Frau Maury Pasquier verlangt, dass bei Adoptionen von Kindern unter acht Jahren ein bezahlter Urlaub gewährt wird, das jedoch nur für den Fall, dass es sich nicht um Stiefelternadoptionen handelt. Um wie viele Kinder geht es also? Wir wissen, dass es zu rund 800 Adoptionen pro Jahr kommt und davon rund 300 sogenannte Stiefelternadoptionen sind. Das heisst, die verbleibenden Adoptionen, um die es hier geht, betreffen rund 500 Kinder pro Jahr. Das ist eine kleine Zahl, und entsprechend klein sind auch die zu erwartenden Kosten. Die Berechnungen schwanken zwischen 3 und 5 Millionen Franken. Im Vergleich dazu: Die Mutterschaftsversicherung kostet rund 500 Millionen Franken pro Jahr.

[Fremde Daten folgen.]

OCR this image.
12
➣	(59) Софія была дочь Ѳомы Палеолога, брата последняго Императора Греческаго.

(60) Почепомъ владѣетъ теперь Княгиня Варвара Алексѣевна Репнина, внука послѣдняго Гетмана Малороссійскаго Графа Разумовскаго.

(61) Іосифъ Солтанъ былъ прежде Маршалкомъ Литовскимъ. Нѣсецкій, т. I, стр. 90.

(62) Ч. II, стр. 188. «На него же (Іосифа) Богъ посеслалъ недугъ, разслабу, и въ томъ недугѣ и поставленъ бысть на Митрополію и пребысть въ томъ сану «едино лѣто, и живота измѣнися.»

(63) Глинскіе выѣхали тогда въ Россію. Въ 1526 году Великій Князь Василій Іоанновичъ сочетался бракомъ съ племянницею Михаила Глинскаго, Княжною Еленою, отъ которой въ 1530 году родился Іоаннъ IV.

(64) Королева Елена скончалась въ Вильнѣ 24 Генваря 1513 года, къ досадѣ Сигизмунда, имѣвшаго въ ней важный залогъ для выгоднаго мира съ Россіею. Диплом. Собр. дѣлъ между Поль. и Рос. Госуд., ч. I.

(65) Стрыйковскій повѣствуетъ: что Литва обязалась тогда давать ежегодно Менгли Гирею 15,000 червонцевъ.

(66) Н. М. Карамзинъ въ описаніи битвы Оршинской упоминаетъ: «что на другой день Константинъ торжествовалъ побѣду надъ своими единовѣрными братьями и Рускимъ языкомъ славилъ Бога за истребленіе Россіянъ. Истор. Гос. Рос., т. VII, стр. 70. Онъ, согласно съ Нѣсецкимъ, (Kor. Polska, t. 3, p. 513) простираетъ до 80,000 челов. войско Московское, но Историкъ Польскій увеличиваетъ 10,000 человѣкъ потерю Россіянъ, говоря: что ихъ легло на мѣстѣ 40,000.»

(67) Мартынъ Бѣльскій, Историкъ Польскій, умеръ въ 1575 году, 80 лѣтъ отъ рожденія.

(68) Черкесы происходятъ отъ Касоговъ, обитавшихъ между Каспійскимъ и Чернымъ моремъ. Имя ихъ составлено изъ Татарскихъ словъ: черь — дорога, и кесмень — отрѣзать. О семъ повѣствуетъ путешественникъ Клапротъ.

Die Finanzen standen denn auch nie und stehen auch heute nicht im Zentrum der Diskussion, weder bei den Gegnern noch bei den Befürwortern. Es geht sehr viel mehr um eine Grundsatzfrage: Soll die Ankunft eines Kindes durch Adoption das Recht auf einen bezahlten Urlaub auslösen? Die Mehrheit der Kommission beantwortet diese Frage mit Ja, und zwar aus folgenden Gründen:
1. Wenn ein Kind in eine Familie kommt, sei es durch Geburt, sei es durch Adoption, führt das zu einer grossen Umstellung in dieser Familie. Diese kann bei Adoptionskindern sogar grösser sein als bei leiblichen Kindern.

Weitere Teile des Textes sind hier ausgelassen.